In what appears to have been a serious joke, President Muhammadu Buhari yesterday told a delegation of the Conference of Nigerian Female Parliamentarians (CONFEPA), at the Presidential Villa, Abuja, that the position of Vice- President Yemi Osinbajo was threatened ahead of the 2019 general elections.

The President stated this while speaking in response to the group’s demand for female vice-president of Nigeria. President Buhari, who had already declared his interest to seek re-election for another four year term, is yet to formerly announce whether he will run with Osinbajo as the Vice-President.

He said: “It is a pity the VP is not here, but I believe the Secretary to the Government of the Federation will brief him that his position is threatened. “It is only the vice president who is threatened. And if we win the next election, he may lose his position.” President, who continued in the jocularly manner asked the Secretary to the Government of the Federation (SSG), Boss Mustapha, to convey the message to Osinbajo that his position was being threatened.

The President who told the delegation to disabuse the minds of other female politicians from their belief that men are aggressive, noted that men had been fair to them by allowing them to participate in politics.

He thanked the nation’s women for supporting him each time he contested presidential elections President Buhari told the delegation to ask their colleagues to extend the same support for his reelection bid.

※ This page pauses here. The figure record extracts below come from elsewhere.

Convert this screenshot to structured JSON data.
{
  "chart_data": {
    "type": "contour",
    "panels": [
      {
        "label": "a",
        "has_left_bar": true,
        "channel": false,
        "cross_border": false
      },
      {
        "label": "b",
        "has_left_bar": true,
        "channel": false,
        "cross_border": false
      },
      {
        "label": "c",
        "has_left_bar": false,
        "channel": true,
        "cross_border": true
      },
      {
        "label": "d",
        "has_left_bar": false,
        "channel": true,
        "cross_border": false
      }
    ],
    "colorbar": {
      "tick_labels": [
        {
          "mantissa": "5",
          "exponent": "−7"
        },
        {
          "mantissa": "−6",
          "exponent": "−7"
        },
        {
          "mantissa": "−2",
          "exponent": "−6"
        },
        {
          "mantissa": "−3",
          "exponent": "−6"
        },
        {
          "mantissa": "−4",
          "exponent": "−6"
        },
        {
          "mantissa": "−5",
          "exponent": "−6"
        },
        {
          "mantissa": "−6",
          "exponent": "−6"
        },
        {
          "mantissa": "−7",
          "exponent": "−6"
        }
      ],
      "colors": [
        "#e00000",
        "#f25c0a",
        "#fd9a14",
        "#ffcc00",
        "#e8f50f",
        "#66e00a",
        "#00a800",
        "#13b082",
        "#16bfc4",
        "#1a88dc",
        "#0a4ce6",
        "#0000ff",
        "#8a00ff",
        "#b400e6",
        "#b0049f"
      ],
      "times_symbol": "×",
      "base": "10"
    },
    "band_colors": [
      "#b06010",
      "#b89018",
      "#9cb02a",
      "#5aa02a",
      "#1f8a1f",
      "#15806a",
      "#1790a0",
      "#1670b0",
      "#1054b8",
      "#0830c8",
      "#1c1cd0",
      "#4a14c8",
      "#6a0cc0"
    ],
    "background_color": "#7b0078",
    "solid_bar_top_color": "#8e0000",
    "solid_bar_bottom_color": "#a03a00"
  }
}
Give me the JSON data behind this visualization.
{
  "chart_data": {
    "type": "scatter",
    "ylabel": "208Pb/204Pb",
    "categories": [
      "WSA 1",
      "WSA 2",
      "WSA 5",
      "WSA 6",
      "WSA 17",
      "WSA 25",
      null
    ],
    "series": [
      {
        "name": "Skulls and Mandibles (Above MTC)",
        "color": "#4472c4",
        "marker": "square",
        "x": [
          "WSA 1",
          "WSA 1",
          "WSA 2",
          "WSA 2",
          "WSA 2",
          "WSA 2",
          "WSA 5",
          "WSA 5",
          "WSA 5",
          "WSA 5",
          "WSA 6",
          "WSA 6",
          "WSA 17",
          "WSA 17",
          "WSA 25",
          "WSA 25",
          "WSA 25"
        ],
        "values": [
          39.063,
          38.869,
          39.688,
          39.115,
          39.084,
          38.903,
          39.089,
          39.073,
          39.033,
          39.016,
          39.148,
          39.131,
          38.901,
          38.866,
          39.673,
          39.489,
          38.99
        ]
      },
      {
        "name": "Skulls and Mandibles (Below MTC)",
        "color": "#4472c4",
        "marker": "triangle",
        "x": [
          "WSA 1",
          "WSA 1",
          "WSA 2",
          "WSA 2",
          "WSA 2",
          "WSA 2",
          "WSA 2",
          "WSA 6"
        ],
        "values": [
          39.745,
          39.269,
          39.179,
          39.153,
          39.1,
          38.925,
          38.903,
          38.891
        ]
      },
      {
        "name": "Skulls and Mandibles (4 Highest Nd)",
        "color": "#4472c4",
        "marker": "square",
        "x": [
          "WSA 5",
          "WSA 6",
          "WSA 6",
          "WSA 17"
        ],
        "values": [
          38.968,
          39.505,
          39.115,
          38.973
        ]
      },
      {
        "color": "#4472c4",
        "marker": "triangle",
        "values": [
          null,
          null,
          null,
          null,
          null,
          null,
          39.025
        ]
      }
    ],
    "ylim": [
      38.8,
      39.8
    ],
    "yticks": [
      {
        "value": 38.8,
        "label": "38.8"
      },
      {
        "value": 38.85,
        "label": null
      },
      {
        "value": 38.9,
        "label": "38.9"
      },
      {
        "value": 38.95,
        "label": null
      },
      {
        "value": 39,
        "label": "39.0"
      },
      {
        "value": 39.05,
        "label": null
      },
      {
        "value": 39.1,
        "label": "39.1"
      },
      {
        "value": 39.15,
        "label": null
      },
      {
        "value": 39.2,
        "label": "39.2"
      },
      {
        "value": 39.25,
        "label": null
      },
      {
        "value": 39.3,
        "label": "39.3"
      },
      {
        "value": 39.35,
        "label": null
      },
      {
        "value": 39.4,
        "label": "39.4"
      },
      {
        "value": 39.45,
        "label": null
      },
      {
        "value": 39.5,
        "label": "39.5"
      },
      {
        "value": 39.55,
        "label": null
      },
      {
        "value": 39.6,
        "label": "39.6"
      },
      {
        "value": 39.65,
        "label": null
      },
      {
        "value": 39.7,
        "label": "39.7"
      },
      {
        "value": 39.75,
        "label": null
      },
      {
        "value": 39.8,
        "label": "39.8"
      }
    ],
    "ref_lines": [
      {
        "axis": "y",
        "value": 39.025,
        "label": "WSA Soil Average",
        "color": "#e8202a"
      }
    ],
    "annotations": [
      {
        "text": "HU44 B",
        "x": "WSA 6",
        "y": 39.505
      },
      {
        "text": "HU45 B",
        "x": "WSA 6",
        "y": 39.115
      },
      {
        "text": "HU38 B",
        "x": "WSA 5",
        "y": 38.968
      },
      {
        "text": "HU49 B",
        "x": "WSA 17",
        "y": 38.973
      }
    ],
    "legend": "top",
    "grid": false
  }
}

On the request of the group for similar arrangements to be made in the states and senatorial zones, President Buhari said “I am not as powerful as you think”, noting that such a request could only be granted by a military head of state. He told them he had dropped the uniform for “agbada”.

Leader of the delegation and president of CONFEPA, Elizabeth Ativie, who had earlier told Buhari that anything he said on the delegation’s demand “will become policy and subsequently law”, specifically requested that, “whenever the president is a man, the vice president should be a woman.”

She also said only Buhari could ensure that “for every three senatorial seats in the states, one should be a woman; where there are nine House of Representatives (members), the men should take six and leave three for women.”

Ativie had also complained to Buhari thus: “Nigeria has gone through five elections since 1999. However, the political transformation is still male-dominated. The story of women in decision-making is yet to change for the better. Women are still very much marginalised in politics. “At present, in the Senate, only one of the principal officers is a woman and only eight of the 109 senators are women. The House of Representatives has only one female principal officers and 22 women out of the 360 members.

“There are less than five per cent of women representatives in the state Houses of Assembly. Your Excellency will agree with us that this trend has to be reversed. Nigeria needs to invest in women’s participation in politics by creating an enabling environment for women to thrive and tackle perceived systematic and cultural hindrances to women’s inclusion. “Currently, many African and European nations are daily finding ways to include more women in governance.

Some have elected or appointed women as heads of states, prime ministers, heads of foreign ministries and other key positions of decision-making. It will not be out of place, Your Excellency, for women to be given such opportunities in our dear nation.”

She appealed to Buhari to ensure “that the few women presently elected or appointed are retained, promoted to the next level and the number of female representation increased at the federal, state and local government levels.”